Você está mesmo pronto para comprar? Por Bruno Galo, Lucas Pretti e Marcus Vinícius Brasil São Paulo, 19 (AE) - Com freqüência, quando saímos para fazer compras, encontramos vendedores despreparados para nos ajudar a escolher o produto mais adequado à nossa real necessidade. No caso de eletrônicos, a dificuldade é ainda maior por causa dos aspectos técnicos e das novidades que surgem a todo momento.

Agência Estado |

O Natal vem aí e, para avaliar a qualidade do atendimento nas principais lojas da cidade de São Paulo, visitamos 11 estabelecimentos. Sem nos identificarmos, fomos a hipermercados, lojas de departamento e lojas especializadas em busca de ajuda na compra de três tipos de produtos: computadores, celulares e televisores.

Antes de sair a campo, conversamos com o Procon e com o Instituto Brasileiro de Defesa do Consumidor (Idec), que sugeriram critérios para avaliar o atendimento. Durante nossa aventura, tivemos boas e más experiências. Um exemplo negativo foi, por exemplo, um vendedor dizer que "3G só funciona ao ligar para outro aparelho 3G". Mas justiça seja feita: em meio a equívocos e, em alguns casos, até pitadas de má-fé - como no caso de vendedores que falavam qualquer coisa para tentar vender um produto mais caro -, encontramos atendentes bem preparados e atenciosos, gabaritados para responder até às perguntas técnicas mais nebulosas.

Nossa avaliação mostrou que as lojas especializadas em venda de eletrônicos são as que estão mais preparadas para ajudar na decisão de compra, embora lojas de departamento também dêem conta do recado. Os hipermercados são uma opção desde que se saiba exatamente o que está procurando e o vendedor seja dispensável.
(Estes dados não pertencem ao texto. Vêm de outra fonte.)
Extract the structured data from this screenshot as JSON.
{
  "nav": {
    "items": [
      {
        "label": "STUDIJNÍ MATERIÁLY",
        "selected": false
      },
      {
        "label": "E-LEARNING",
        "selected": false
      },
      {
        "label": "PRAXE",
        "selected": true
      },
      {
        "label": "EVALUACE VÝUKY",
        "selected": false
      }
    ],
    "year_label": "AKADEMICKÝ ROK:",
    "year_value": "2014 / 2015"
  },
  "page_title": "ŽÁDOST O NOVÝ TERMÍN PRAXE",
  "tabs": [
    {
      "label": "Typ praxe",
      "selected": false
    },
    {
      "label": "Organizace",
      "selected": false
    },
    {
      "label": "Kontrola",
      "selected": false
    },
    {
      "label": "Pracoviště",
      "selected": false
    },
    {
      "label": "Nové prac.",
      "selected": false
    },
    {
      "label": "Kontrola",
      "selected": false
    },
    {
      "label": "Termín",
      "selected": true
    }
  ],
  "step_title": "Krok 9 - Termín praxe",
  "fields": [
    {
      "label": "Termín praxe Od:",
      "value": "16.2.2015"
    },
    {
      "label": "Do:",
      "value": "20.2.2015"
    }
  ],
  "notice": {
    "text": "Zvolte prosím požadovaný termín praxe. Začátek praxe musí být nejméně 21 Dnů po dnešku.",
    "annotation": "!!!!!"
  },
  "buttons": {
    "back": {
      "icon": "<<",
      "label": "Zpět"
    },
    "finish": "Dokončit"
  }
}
INFORME-SE ANTES - Tem muita gente que vai às lojas porque quer "ver os produtos". O.k., mas, para não ficar confuso e evitar cair em conversa de vendedor, é recomendável ter uma idéia bem clara do que pretende fazer com o novo equipamento e já ter alguma noção das opções disponíveis e suas características essenciais. E definir quanto quer gastar e pesquisar preços.

Ou seja, por mais que a ajuda seja bem-vinda, é melhor o consumidor estar preparado para se virar (quase) sozinho. A internet é uma boa opção para fazer essa lição de casa.

Miguel Andrade não a fez e chegou a uma loja de departamentos pedindo um "celular que tirasse foto". Para sua frustração, o aparelho veio sem cabos e sem software para baixar as imagens no PC. Ele teve de apelar à assistência técnica do fabricante e pagar um adicional. "Acho o atendimento na área de eletrônicos ruim. Geralmente o mesmo vendedor poderia estar vendendo computadores ou carne em um açougue", afirma Miguel, com um pouco de exagero.